Dix jours seulement après être passée devant le tribunal de Sousse pour détention illégale d'un spray lacrymogène, ce qui lui a valu une amende de 300 dinars, la sextrémiste tunisienne Amina Sboui (plus connue sous le nom d'Amina Tyler) est de nouveau devant la justice pour outrage et diffamation de fonctionnaires suite à la plainte de quatre des gardiennes de la prison de Messaâdine, où elle est incarcérée depuis maintenant deux mois. Lundi 22 juillet, peu avant midi, a débuté son procès au tribunal cantonal de M'saken.
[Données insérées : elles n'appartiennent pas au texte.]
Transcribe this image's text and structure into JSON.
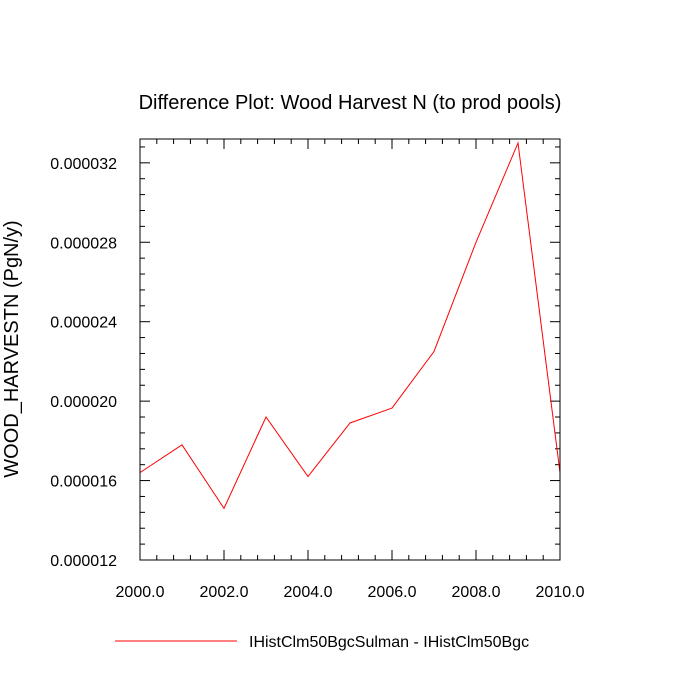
{
  "chart_data": {
    "type": "line",
    "title": "Difference Plot: Wood Harvest N (to prod pools)",
    "xlabel": "",
    "ylabel": "WOOD_HARVESTN  (PgN/y)",
    "xlim": [
      2000,
      2010
    ],
    "ylim": [
      1.2e-05,
      3.32e-05
    ],
    "x_ticks": [
      2000,
      2002,
      2004,
      2006,
      2008,
      2010
    ],
    "x_tick_labels": [
      "2000.0",
      "2002.0",
      "2004.0",
      "2006.0",
      "2008.0",
      "2010.0"
    ],
    "y_ticks": [
      1.2e-05,
      1.6e-05,
      2e-05,
      2.4e-05,
      2.8e-05,
      3.2e-05
    ],
    "y_tick_labels": [
      "0.000012",
      "0.000016",
      "0.000020",
      "0.000024",
      "0.000028",
      "0.000032"
    ],
    "x_minor_step": 0.4,
    "y_minor_step": 8e-07,
    "grid": false,
    "legend_position": "bottom-center",
    "series": [
      {
        "name": "IHistClm50BgcSulman - IHistClm50Bgc",
        "color": "#ff0000",
        "x": [
          2000,
          2001,
          2002,
          2003,
          2004,
          2005,
          2006,
          2007,
          2008,
          2009,
          2010
        ],
        "y": [
          1.64e-05,
          1.78e-05,
          1.46e-05,
          1.92e-05,
          1.62e-05,
          1.89e-05,
          1.965e-05,
          2.25e-05,
          2.8e-05,
          3.3e-05,
          1.64e-05
        ]
      }
    ]
  }
}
Elle comparaît au côté de Rabiaâ, une autre détenue poursuivie pour les mêmes faits.
Selon Le Monde, si Rabiaâ, la seconde détenue, est apparue au tribunal vêtue du sefsari, le voile traditionnel blanc, Amina s'est présentée au tribunal en tee-shirt rose, laissant apercevoir un tatouage sur son bras. Déterminée face aux juges, Amina Sboui a réitéré ses propos sur les mauvais traitements qu'elle affirme subir en prison. « Je suis jugée parce que j'ai dénoncé la torture et la violence exercées à l'égard des détenues », a-t-elle déclaré. D'après le comité de défense de la jeune femme et son avocate Me Radia Nasraoui, cette nouvelle inculpation pour outrage et diffamation de fonctionnaire « serait survenue à la suite de sa dernière audience, durant laquelle certains de ses avocats ont rapporté qu'Amina leur avait révélé des cas de torture » dans sa prison. Selon son père Mounir Sboui, la jeune féministe « a entendu des cris mais n'a pris part à aucune querelle. Cette nouvelle affaire est fabriquée pour la laisser en prison ».
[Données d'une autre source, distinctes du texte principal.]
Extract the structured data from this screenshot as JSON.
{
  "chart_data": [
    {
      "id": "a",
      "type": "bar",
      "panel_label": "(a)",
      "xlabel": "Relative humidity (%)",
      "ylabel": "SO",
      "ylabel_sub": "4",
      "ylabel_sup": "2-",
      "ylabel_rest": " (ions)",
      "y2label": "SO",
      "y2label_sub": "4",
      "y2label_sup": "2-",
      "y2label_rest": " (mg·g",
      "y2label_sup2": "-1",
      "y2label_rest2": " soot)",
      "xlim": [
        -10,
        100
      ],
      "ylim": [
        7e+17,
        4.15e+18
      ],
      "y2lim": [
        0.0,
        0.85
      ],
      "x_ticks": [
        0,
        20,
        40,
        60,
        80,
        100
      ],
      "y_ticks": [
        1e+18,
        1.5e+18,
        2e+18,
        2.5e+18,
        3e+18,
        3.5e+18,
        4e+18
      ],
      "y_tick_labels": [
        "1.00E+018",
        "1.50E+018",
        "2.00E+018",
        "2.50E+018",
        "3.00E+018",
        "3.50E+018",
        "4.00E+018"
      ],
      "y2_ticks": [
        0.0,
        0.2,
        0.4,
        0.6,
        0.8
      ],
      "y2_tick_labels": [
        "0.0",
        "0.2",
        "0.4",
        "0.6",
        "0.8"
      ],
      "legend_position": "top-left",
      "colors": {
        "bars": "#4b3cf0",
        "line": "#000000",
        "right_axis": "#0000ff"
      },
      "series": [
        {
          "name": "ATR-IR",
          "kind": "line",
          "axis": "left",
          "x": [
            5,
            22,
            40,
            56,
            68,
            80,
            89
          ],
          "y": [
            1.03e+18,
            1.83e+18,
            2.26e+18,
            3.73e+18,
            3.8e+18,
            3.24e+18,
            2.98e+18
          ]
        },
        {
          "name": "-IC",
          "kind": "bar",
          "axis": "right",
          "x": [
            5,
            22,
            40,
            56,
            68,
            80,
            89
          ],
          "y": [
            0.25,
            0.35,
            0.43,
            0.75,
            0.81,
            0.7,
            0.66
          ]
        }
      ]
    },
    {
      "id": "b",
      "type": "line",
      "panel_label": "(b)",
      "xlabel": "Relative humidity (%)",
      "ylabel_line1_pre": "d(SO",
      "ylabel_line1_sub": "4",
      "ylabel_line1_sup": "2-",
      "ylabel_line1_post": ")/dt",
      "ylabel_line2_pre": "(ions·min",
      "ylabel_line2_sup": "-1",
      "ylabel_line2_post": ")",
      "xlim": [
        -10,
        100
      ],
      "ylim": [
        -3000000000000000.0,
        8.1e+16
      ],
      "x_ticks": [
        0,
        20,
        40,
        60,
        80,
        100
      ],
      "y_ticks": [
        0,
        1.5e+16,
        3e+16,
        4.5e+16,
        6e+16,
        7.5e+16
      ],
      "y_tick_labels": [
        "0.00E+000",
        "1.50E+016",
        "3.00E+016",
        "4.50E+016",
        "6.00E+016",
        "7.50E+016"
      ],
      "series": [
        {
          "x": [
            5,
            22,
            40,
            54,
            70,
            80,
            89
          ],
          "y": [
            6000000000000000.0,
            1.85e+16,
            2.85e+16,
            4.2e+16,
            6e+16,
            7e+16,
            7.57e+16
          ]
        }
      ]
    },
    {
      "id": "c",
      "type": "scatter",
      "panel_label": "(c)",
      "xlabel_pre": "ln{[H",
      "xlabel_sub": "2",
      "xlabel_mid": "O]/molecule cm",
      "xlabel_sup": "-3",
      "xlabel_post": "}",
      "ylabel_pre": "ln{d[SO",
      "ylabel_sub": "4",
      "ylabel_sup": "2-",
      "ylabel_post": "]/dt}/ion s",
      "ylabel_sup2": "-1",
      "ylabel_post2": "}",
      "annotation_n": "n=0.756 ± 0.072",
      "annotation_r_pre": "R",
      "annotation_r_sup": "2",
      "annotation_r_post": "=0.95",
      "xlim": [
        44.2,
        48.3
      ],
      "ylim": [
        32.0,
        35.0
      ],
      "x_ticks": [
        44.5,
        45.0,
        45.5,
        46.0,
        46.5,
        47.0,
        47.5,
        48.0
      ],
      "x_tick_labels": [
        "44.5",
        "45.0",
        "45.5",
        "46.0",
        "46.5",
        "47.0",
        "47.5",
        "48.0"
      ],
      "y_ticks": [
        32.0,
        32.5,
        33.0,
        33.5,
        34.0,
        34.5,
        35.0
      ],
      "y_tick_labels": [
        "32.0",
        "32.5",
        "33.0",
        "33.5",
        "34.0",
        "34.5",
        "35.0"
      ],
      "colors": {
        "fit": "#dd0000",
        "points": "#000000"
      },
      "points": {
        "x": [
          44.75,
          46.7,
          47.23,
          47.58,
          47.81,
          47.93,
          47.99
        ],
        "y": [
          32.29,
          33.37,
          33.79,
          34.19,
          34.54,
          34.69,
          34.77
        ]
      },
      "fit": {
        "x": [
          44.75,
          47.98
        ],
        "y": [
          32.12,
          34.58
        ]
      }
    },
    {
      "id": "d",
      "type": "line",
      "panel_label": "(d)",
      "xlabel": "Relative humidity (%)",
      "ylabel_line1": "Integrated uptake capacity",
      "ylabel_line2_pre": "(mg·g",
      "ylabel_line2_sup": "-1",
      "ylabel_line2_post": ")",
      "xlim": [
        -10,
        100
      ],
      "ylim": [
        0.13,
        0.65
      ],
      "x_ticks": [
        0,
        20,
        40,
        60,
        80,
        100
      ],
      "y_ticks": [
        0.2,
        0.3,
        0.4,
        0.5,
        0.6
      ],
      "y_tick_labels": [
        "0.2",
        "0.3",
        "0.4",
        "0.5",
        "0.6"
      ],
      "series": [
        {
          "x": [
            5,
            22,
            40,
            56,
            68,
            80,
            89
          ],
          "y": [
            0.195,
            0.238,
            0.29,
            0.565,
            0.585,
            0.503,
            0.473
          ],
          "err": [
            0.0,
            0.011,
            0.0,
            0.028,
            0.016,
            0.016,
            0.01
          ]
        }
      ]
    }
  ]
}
Samedi 20 juillet, depuis la cellule où elle est retenue prisonnière, la Femen a expliqué attendre son procès avec sérénité et « ne pas avoir peur » de la justice tunisienne. « Que je sois gardée en prison pour longtemps cela ne m'importe pas. Je ne suis pas folle, je suis libre. Je suis derrière les barreaux mais je me sens plus libre que beaucoup de gens qui sont à l'extérieur. » La jeune femme a également dénoncé la « dictature religieuse qui s'empare de la Tunisie », concluant qu'« être derrière les barreaux [n'était] pas plus dur que d'être à l'extérieur ».
Peu après l'ouverture du procès d'Amina, ce lundi, le tribunal de M'saken a informé qu'il rendrait son jugement le 29 juillet prochain. Selon l'un des avocats de la défense Me Ghazi Mrabet, Amina risque jusqu'à un an de prison pour outrage à un fonctionnaire dans l'exercice de ses fonctions et six mois de prison pour diffamation.
Ses avocats ont pour leur part requis l'acquittement de la jeune femme et l'annulation des poursuites, avançant que de « graves vices de procédure » avaient entaché le procès et qu'Amina était victime d'une « affaire montée », destinée à dissimuler les cas de torture et de mauvais traitements à l'égard des prisonnières. Pour son avocat Me Mrabet, il ne fait aucun doute que ce procès « démontrera au peuple tunisien et à toute la planète qu'on est dans un système judiciaire injuste ». Son confrère, Me Souheib Bahri a lui aussi remis en cause « l'indépendance de la magistrature » tunisienne.
Dans l'attente du verdict, Amina a été reconduite dans sa cellule. Elle reste dans l'attente d'un éventuel autre procès, pour avoir, le 19 mai dernier, peint sur le muret d'un cimetière le mot « Femen », en signe de protestation contre un rassemblement salafiste à Kairouan. Dans l'attente d'une potentielle inculpation pour profanation de sépulture et atteinte aux bonnes mœurs, Amina sera maintenue en détention. Elle risque entre six mois et deux ans de prison.